とか自己嫌悪に陥りつつ考えてたら、二階から階段を下る音がした。アサ君起きたかな?
「あ、おはよアサキ」
「……」
基本アサ君から朝の挨拶が返って来ることは無いけどね。
「ね、ね、アサ君、昨日が何の日だか知ってる?」
「……?」
アサ君は言葉は発しなかったものの、カレンダーを見遣ったので聞いてはくれてはいるようだ。ウミさんが「寝起きのアサキ君も可愛いわ~」とか言ってるけど気にしない。

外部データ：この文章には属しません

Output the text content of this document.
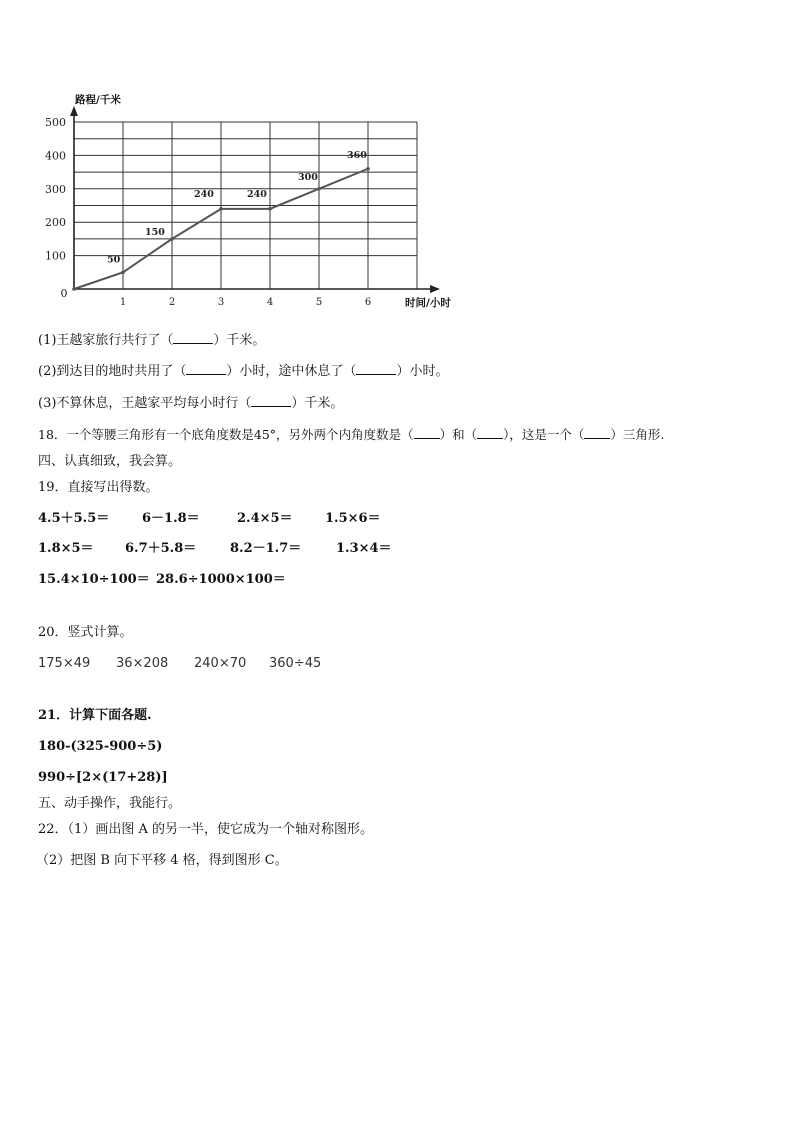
1	2	3	4	5	6
100
200
300
400
500
0
路程/千米
时间/小时
50
150
240	240
300
360
(1)王越家旅行共行了（	）千米。
(2)到达目的地时共用了（	）小时，途中休息了（	）小时。
(3)不算休息，王越家平均每小时行（	）千米。
18．一个等腰三角形有一个底角度数是45°，另外两个内角度数是（ ）和（ ），这是一个（ ）三角形.
四、认真细致，我会算。
19．直接写出得数。
4.5＋5.5＝	6－1.8＝	2.4×5＝ 1.5×6＝
1.8×5＝ 6.7＋5.8＝	8.2－1.7＝	1.3×4＝
15.4×10÷100＝ 28.6÷1000×100＝
20．竖式计算。
175×49 36×208 240×70 360÷45
21．计算下面各题.
180-(325-900÷5)
990÷[2×(17+28)]
五、动手操作，我能行。
22．（1）画出图 A 的另一半，使它成为一个轴对称图形。
（2）把图 B 向下平移 4 格，得到图形 C。
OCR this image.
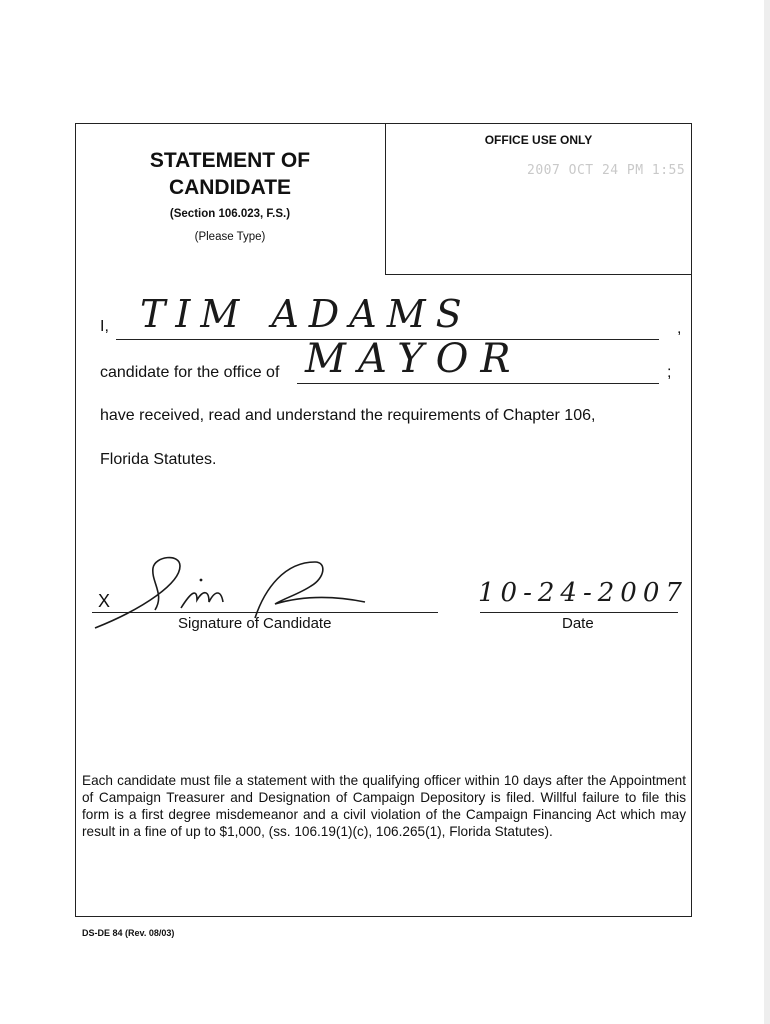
OFFICE USE ONLY
2007 OCT 24 PM 1:55
STATEMENT OF
CANDIDATE
(Section 106.023, F.S.)
(Please Type)
I, TIM ADAMS	,
candidate for the office of MAYOR	;
have received, read and understand the requirements of Chapter 106,
Florida Statutes.
X
Signature of Candidate
10-24-2007
Date
Each candidate must file a statement with the qualifying officer within 10 days after the Appointment of Campaign Treasurer and Designation of Campaign Depository is filed. Willful failure to file this form is a first degree misdemeanor and a civil violation of the Campaign Financing Act which may result in a fine of up to $1,000, (ss. 106.19(1)(c), 106.265(1), Florida Statutes).
DS-DE 84 (Rev. 08/03)
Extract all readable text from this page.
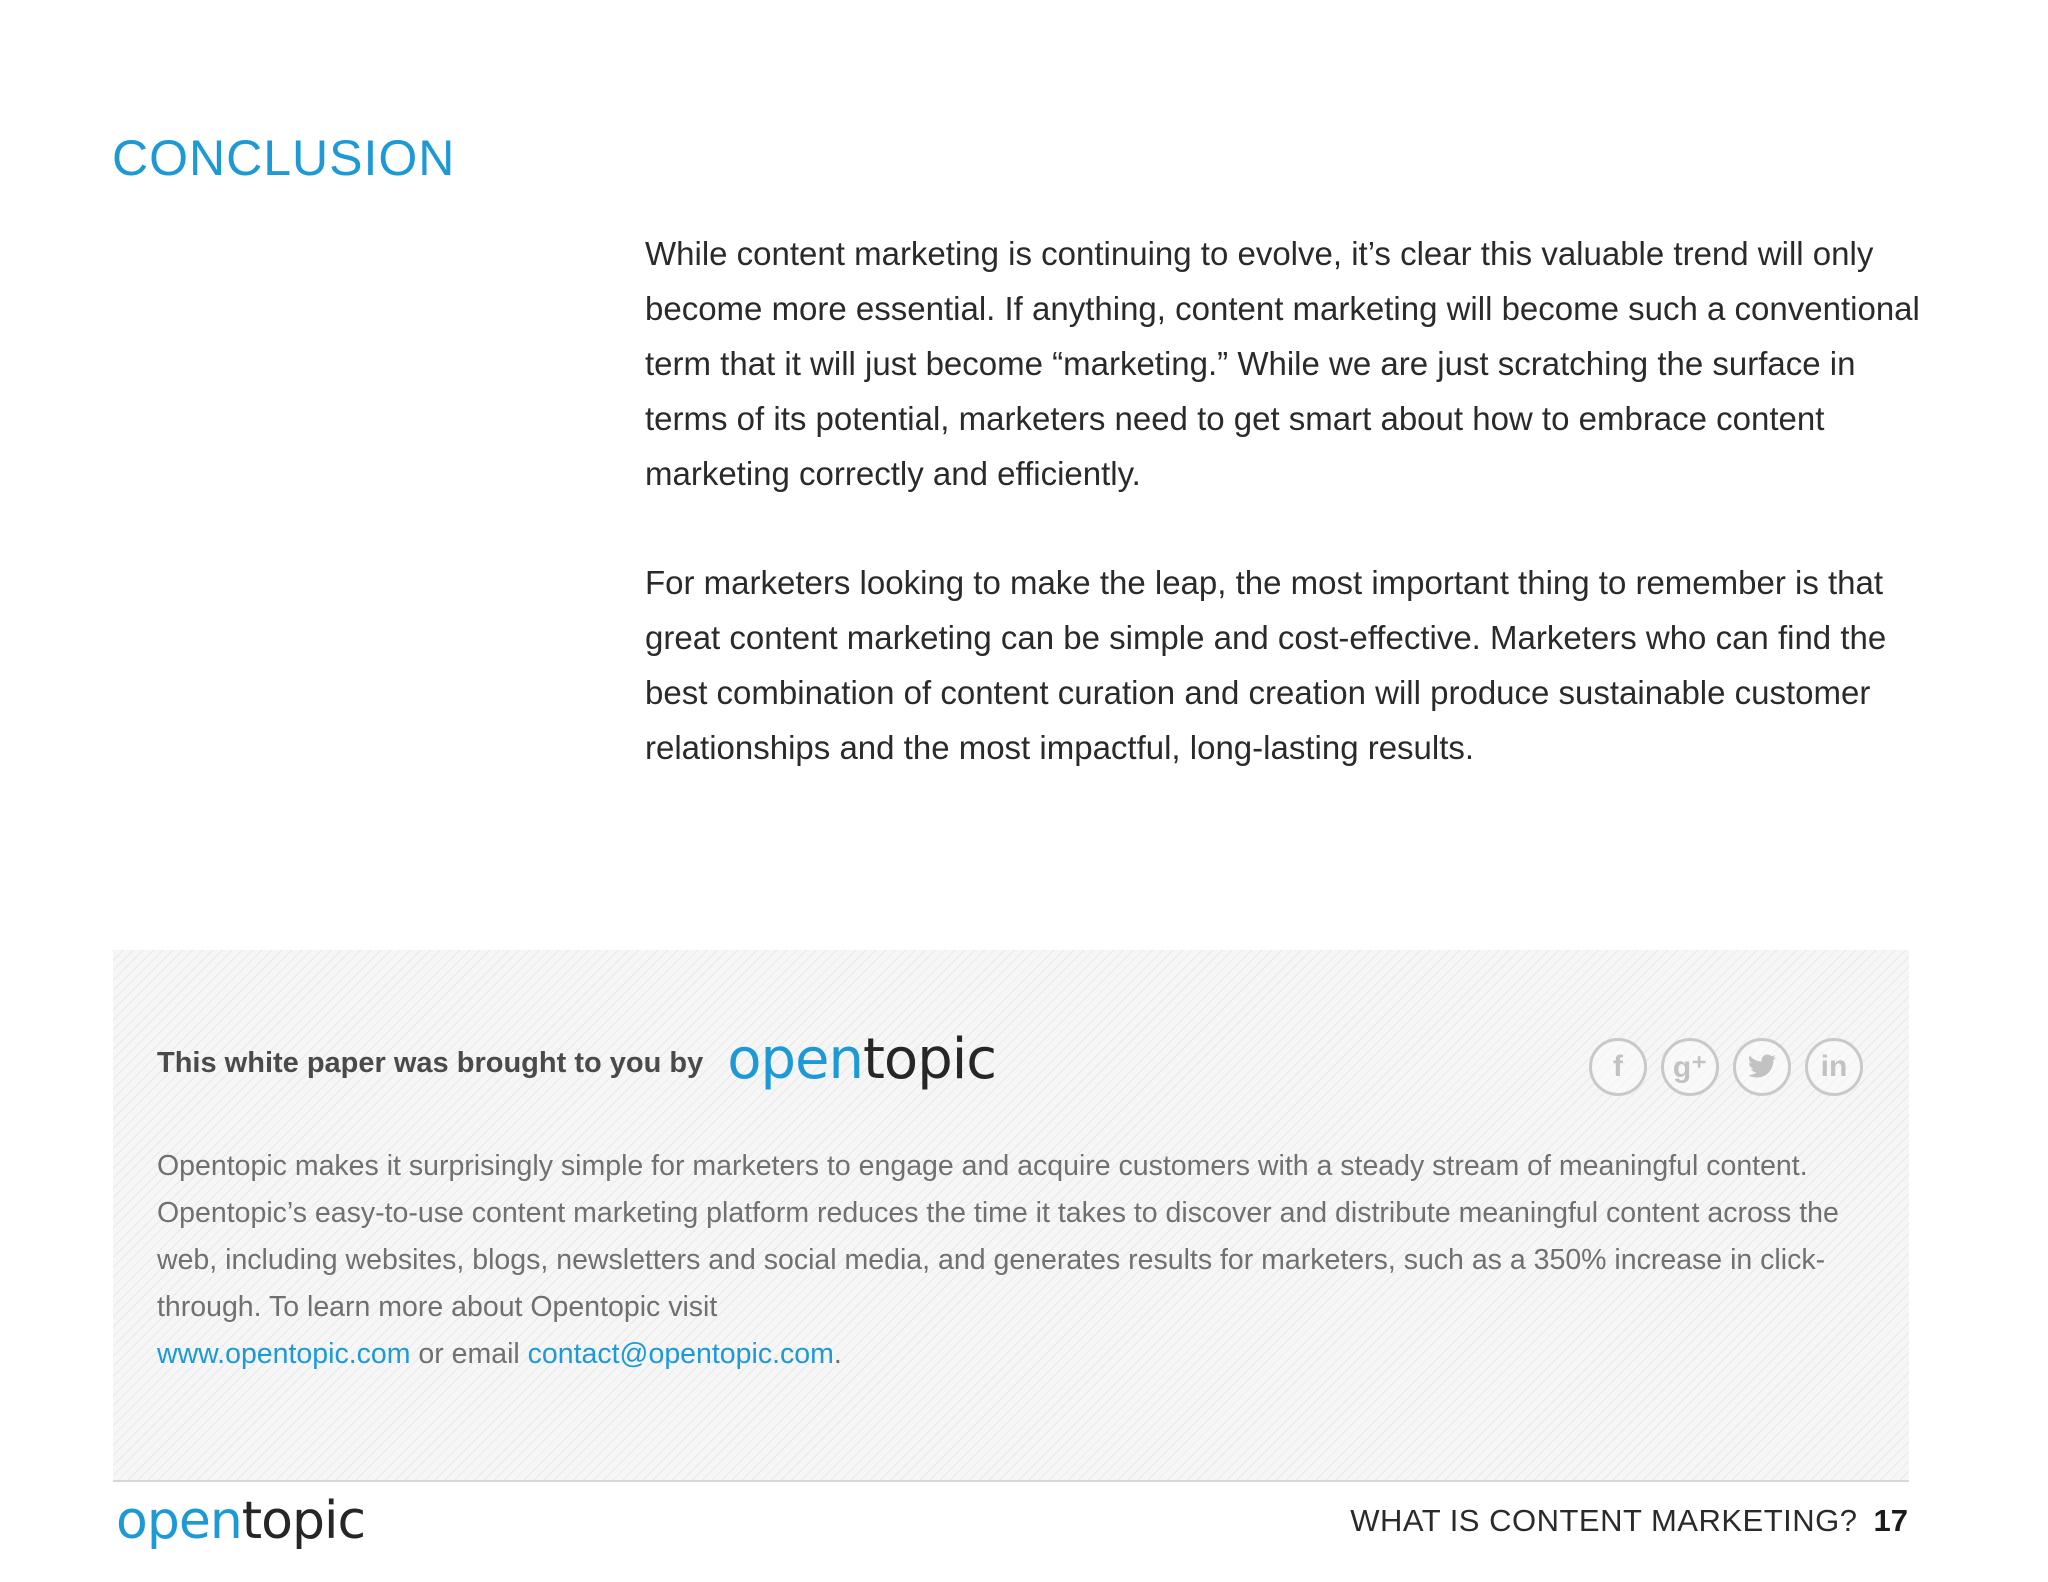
CONCLUSION

While content marketing is continuing to evolve, it’s clear this valuable trend will only become more essential. If anything, content marketing will become such a conventional term that it will just become “marketing.” While we are just scratching the surface in terms of its potential, marketers need to get smart about how to embrace content marketing correctly and efficiently.

For marketers looking to make the leap, the most important thing to remember is that great content marketing can be simple and cost-effective. Marketers who can find the best combination of content curation and creation will produce sustainable customer relationships and the most impactful, long-lasting results.

This white paper was brought to you by opentopic	f	g⁺	in

Opentopic makes it surprisingly simple for marketers to engage and acquire customers with a steady stream of meaningful content. Opentopic’s easy-to-use content marketing platform reduces the time it takes to discover and distribute meaningful content across the web, including websites, blogs, newsletters and social media, and generates results for marketers, such as a 350% increase in click-through. To learn more about Opentopic visit
www.opentopic.com or email contact@opentopic.com.

opentopic	WHAT IS CONTENT MARKETING? 17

暫く突っ立ってるからやっぱり分からないじゃーん、とうはうはしていたら、
「――誕生日?」
――と解答返って来ちゃいました!!
「あれ、アサキ覚えてたんだな」
マヒル兄も素っ頓狂に言う。そりゃあ一番無頓着そうなのが覚えてたもんねぇ。
「昨日から覚えてたよ、」
「じゃあ言ってよ! 忘れてたよ!!」
「忘れるなよ」
ご尤も。
その後、一時間くらい家に居座ったせっちーとウミさん。本当にプレゼント置いて帰っていった。
「何くれたのー?」
「どうせろくなもんじゃねぇから後で見るわ」
どうでも良さそうに言うマヒル兄だけど、微妙に表情が笑ってるから嬉しかったんだろうなぁ。朝飯出来たぞ、と思い出したように言ったマヒル兄がその証拠で、今日辺り何か買いに行こうとか思った俺でした。